A rápida expansão dos veículos elétricos e dos sistemas de armazenamento de energia colocou as baterias no centro da transição energética. Hoje, o lítio domina esse mercado, sendo essencial para baterias de íon-lítio usadas em carros elétricos, eletrônicos e redes elétricas. No entanto, o aumento da demanda, os impactos ambientais da mineração e os gargalos geopolíticos nas cadeias de suprimento têm intensificado a busca por alternativas mais sustentáveis. Nesse contexto, as baterias de íon-sódio emergem como uma solução promissora, não para substituir totalmente o lítio, mas para complementá-lo.

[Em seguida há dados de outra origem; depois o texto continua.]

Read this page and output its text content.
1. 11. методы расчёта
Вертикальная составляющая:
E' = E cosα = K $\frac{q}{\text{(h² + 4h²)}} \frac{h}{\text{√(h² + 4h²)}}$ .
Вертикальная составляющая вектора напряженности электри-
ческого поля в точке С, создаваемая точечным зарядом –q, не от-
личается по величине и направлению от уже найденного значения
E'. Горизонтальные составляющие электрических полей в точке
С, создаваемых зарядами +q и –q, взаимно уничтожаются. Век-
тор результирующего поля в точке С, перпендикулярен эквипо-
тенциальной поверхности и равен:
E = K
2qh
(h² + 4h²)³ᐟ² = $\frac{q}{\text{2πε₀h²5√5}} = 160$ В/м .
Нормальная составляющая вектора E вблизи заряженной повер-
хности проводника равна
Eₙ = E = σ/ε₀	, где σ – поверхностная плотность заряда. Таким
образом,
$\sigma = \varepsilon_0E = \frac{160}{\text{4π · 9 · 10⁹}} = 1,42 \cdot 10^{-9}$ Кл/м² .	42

Do ponto de vista material, o sódio apresenta uma vantagem estratégica clara: é cerca de 400 vezes mais abundante que o lítio na crosta terrestre e amplamente disponível na água do mar, o que reduz riscos de escassez, custos de extração e a dependência de poucos países produtores. Além disso, baterias de íon-sódio tendem a apresentar maior estabilidade térmica e menor risco de incêndios, funcionando melhor em temperaturas extremas, especialmente baixas. Em contrapartida, essa tecnologia ainda enfrenta limitações de desempenho, sobretudo a menor densidade energética em comparação às baterias de íon-lítio, o que implica autonomia reduzida para veículos elétricos de longo alcance. Mesmo com avanços tecnológicos, especialistas indicam que o sódio dificilmente superará o lítio nesse aspecto, razão pela qual sua aplicação mais provável está em nichos específicos, como carros pequenos, veículos de duas rodas, transporte urbano de curta distância e, principalmente, sistemas de armazenamento de energia para redes elétricas.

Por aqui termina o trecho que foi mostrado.